According to a report from the Global Trade Research Initiative (GTRI), a new 25% country-specific tariff, combined with an additional unspecified penalty, puts Indian exporters at a significant disadvantage compared to regional rivals. The think tank forecasts a sharp decline in Indian exports to the US—its largest trading partner—from $86.5 billion in FY2025 to around $60.6 billion in FY2026.

The brunt of the tariffs will be felt most acutely in sectors that are crucial for job creation and economic growth:

Garments and Textiles: India’s garment exports are among the worst affected. The report highlights that knitted and woven garments, each valued at $2.7 billion in US exports, now face duties of 38.9% and 35.3%, respectively.

This is a dramatic increase that makes them far more expensive than goods from competitors like Vietnam, Bangladesh, and Cambodia. Made-up textiles, which include towels and bedsheets and bring in $3 billion in exports, are now subject to a 34% duty, giving rivals such as Pakistan and Vietnam a decisive pricing edge.

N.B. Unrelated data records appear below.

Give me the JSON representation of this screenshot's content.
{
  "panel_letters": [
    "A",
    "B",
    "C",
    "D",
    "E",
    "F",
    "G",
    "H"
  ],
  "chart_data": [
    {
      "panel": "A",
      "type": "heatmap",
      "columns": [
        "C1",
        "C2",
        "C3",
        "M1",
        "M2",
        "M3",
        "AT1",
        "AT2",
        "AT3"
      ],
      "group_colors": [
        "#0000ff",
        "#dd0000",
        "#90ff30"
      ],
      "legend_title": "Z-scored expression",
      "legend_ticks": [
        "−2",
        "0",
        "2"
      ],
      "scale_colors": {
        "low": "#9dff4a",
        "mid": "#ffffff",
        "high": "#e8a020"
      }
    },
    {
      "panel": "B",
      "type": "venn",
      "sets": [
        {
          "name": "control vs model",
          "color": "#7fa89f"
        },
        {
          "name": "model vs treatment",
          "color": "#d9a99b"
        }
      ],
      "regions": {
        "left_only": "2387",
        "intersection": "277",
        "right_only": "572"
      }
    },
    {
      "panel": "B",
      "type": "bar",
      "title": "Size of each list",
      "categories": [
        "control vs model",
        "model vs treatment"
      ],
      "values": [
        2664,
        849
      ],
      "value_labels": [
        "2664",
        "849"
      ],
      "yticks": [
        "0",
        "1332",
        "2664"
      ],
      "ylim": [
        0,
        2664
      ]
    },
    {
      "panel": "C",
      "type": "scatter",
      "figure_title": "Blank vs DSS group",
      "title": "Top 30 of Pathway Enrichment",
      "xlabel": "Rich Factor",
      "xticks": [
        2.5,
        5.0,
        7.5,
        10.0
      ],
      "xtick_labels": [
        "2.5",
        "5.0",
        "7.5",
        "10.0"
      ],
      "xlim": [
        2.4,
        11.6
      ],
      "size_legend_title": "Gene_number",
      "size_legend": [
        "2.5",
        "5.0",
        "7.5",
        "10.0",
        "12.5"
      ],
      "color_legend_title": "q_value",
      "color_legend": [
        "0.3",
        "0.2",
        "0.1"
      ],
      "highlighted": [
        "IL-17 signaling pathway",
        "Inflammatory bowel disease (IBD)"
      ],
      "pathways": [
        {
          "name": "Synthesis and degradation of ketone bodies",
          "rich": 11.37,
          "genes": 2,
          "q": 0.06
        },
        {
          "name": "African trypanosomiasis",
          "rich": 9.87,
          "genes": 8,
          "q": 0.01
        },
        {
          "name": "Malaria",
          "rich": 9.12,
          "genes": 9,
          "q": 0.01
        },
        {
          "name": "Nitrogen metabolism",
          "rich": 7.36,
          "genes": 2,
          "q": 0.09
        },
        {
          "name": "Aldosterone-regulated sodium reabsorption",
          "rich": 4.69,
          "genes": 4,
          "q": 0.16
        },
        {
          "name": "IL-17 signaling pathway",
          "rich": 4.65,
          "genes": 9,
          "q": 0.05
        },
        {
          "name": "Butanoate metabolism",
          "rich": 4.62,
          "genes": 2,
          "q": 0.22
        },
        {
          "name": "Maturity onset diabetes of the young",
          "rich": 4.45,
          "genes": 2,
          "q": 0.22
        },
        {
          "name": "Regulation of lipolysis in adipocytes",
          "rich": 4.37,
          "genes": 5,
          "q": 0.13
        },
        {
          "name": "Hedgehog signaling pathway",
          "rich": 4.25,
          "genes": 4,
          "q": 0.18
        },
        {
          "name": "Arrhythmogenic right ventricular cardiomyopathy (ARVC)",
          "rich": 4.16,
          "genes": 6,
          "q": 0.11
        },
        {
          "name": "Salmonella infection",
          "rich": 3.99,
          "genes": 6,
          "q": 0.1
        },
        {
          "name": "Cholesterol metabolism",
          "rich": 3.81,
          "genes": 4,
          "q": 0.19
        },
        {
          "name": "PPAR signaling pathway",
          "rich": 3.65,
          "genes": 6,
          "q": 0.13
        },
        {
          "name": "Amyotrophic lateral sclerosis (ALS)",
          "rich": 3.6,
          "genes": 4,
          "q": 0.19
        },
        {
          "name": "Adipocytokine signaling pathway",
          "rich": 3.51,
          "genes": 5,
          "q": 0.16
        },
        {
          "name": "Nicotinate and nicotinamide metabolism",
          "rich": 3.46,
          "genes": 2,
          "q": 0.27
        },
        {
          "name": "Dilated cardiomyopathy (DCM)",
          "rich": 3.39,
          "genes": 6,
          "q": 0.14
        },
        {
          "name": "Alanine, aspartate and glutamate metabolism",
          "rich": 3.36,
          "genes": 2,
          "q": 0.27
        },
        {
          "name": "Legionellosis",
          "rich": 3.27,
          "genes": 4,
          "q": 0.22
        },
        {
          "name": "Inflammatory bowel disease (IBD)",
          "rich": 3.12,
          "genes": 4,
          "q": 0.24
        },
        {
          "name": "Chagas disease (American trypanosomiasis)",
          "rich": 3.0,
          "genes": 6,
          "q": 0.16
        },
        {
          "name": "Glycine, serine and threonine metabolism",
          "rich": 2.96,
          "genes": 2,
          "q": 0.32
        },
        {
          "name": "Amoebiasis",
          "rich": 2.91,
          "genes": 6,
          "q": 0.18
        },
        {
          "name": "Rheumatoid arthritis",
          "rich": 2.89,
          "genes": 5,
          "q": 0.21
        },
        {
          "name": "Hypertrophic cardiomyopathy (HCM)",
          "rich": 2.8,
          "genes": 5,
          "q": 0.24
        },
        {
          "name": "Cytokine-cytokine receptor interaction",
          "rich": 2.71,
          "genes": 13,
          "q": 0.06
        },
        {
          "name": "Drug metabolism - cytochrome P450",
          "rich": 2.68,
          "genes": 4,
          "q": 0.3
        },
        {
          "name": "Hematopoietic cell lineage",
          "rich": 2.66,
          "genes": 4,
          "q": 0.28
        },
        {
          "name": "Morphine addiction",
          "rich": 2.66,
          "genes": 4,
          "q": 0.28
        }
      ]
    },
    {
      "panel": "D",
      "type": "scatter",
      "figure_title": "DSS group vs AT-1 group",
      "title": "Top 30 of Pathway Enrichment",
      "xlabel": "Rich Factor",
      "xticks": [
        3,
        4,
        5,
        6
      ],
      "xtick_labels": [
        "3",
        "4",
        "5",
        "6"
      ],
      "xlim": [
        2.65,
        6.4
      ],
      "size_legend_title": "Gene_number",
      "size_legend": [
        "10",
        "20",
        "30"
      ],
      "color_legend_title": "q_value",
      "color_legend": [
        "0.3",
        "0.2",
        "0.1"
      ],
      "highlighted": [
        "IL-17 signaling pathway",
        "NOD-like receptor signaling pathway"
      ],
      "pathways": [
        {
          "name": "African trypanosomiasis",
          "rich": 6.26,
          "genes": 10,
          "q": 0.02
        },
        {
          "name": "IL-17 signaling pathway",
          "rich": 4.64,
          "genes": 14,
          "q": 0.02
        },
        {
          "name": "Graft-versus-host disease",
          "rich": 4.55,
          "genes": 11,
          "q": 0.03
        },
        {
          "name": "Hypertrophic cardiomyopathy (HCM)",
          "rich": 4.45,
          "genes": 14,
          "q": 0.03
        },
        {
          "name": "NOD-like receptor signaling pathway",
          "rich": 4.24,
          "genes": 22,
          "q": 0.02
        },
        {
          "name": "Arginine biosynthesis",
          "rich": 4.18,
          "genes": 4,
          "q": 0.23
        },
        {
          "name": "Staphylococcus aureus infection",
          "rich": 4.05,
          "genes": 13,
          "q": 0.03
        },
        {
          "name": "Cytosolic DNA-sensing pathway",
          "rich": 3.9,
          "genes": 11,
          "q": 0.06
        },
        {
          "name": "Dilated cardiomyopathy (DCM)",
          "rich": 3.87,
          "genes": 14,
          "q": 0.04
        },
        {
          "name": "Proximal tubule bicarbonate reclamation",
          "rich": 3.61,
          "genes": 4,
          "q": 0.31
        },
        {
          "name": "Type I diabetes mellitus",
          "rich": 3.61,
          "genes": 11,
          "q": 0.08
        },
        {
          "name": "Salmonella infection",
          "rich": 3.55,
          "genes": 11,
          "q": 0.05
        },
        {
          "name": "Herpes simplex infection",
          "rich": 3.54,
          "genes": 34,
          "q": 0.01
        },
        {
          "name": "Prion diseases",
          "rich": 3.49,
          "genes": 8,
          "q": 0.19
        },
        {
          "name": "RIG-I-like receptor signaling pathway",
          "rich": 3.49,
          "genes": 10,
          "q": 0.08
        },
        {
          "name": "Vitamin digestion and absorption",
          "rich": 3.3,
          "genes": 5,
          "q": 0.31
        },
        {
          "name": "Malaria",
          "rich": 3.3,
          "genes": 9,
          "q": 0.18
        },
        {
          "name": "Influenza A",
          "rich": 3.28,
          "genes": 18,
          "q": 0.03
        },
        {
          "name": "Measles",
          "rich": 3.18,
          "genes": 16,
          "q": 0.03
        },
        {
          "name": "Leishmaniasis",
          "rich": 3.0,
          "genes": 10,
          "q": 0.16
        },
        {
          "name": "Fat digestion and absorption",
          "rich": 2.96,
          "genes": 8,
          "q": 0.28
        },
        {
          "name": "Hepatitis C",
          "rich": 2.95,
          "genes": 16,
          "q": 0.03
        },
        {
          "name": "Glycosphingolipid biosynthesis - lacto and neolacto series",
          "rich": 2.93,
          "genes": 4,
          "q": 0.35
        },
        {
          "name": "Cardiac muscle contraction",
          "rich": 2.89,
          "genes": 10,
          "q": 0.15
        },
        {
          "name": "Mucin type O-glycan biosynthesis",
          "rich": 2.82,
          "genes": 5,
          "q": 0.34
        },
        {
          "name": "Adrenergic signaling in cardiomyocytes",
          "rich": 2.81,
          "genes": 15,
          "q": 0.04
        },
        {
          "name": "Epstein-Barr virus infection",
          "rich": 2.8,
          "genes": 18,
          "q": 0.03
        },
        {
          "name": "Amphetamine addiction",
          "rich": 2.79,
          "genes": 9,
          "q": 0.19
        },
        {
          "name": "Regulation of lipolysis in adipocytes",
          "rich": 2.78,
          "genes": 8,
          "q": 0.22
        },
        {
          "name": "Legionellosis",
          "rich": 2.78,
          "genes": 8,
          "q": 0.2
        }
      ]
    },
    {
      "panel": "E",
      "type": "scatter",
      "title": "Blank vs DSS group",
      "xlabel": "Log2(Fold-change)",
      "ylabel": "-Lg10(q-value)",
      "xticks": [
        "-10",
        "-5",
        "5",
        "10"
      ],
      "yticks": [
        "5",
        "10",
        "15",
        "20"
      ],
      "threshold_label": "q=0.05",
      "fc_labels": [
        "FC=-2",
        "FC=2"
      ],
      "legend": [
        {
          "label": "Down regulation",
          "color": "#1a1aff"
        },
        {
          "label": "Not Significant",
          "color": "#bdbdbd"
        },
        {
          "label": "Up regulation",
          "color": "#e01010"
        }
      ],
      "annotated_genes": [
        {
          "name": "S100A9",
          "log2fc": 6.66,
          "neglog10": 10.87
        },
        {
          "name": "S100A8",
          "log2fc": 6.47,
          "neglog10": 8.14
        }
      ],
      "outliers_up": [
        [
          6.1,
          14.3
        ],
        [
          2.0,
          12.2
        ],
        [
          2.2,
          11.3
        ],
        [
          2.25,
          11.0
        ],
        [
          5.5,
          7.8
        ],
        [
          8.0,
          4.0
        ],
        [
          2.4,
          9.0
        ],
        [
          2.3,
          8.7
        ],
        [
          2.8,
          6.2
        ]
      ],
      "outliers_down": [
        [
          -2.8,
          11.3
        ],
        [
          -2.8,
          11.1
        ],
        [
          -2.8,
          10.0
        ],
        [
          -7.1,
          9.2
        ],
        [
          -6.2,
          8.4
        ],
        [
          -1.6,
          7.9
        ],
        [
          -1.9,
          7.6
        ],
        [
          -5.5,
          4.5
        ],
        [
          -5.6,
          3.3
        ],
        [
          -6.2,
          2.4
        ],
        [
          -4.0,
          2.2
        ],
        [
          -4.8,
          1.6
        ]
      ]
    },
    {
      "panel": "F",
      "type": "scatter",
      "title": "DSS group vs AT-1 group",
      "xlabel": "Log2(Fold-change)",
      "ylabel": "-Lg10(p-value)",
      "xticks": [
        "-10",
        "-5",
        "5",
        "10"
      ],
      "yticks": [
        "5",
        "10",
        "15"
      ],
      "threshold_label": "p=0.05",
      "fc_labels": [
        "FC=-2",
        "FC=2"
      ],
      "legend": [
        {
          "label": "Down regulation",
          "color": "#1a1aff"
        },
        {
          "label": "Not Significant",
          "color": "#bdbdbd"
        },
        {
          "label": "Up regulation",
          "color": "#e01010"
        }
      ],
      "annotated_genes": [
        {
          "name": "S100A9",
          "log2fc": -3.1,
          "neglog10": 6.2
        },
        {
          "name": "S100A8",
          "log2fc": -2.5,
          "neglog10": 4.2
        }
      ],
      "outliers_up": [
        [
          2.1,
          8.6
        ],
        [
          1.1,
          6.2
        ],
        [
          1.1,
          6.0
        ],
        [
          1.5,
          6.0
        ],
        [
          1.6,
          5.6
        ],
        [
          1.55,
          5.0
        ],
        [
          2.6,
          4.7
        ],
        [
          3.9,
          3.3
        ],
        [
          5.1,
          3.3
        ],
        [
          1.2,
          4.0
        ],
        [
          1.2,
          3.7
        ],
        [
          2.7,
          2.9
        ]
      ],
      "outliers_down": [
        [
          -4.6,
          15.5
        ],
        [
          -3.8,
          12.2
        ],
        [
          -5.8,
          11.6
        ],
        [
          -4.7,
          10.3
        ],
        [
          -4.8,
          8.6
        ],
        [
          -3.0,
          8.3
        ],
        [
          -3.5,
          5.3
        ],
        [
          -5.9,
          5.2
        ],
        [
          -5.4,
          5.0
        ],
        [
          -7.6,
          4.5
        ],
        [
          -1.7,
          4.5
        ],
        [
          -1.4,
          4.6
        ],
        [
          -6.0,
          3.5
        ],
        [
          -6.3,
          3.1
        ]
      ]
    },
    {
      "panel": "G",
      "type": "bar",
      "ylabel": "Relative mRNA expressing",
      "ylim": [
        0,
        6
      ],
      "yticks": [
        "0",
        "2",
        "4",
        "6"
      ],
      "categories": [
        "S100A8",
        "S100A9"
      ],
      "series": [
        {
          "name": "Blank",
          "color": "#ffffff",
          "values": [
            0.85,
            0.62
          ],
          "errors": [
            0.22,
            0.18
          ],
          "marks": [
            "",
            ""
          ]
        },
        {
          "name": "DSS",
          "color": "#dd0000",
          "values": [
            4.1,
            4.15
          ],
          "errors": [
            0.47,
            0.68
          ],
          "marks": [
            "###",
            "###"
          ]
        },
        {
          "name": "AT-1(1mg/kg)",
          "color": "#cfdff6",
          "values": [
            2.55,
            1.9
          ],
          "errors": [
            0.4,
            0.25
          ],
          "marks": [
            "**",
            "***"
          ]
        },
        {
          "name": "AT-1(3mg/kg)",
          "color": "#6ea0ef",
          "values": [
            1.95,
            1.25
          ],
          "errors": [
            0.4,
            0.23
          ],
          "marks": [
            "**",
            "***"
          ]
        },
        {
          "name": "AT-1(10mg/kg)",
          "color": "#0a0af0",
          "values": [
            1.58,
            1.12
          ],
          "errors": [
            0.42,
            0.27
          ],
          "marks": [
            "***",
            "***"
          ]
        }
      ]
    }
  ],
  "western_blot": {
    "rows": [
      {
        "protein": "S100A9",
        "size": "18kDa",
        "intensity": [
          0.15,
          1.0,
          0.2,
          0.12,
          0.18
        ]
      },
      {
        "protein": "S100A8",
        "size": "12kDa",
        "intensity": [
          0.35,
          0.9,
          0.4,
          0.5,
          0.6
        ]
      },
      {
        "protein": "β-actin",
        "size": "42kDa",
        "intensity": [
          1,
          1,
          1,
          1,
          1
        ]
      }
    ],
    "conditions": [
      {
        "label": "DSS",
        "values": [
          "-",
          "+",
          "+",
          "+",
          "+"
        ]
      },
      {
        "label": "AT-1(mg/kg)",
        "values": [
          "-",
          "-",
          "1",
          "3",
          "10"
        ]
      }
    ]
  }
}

Jewellery: The country’s $10 billion jewellery exports, which account for 40% of its global trade, now face a 27.1% duty. The report warns that with value addition in the sector averaging just 3-4%, these tariffs could make exports instantly unviable. Mechanical gold jewellery, a $3.6 billion segment, is expected to be hit the hardest.

Shrimp exports: India’s $2 billion shrimp exports, a major component of the global seafood trade, will now face a 25% US tariff. This effectively eliminates India’s competitive price advantage over countries like Canada and Chile, which benefit from free trade agreements with the US.

Engineering and metals: India’s $4.7 billion in metal exports, including steel and aluminum, and its engineering exports, such as $6.7 billion in machinery and $2.6 billion in auto parts, are also under pressure. The report states that tariffs over 26% make these products costlier than similar goods from Mexico, which has a 0% tariff, and Japan, which faces a 15% rate.

To help exporters weather the storm, GTRI has proposed a five-point action plan. The recommendations include reviving a financial relief scheme for MSMEs, creating a real-time trade intelligence helpdesk, and strategically leveraging free trade agreements.

The report underscores that the new tariffs are part of a broader shift toward protectionism in global trade, with markets like the EU also introducing new barriers like carbon taxes.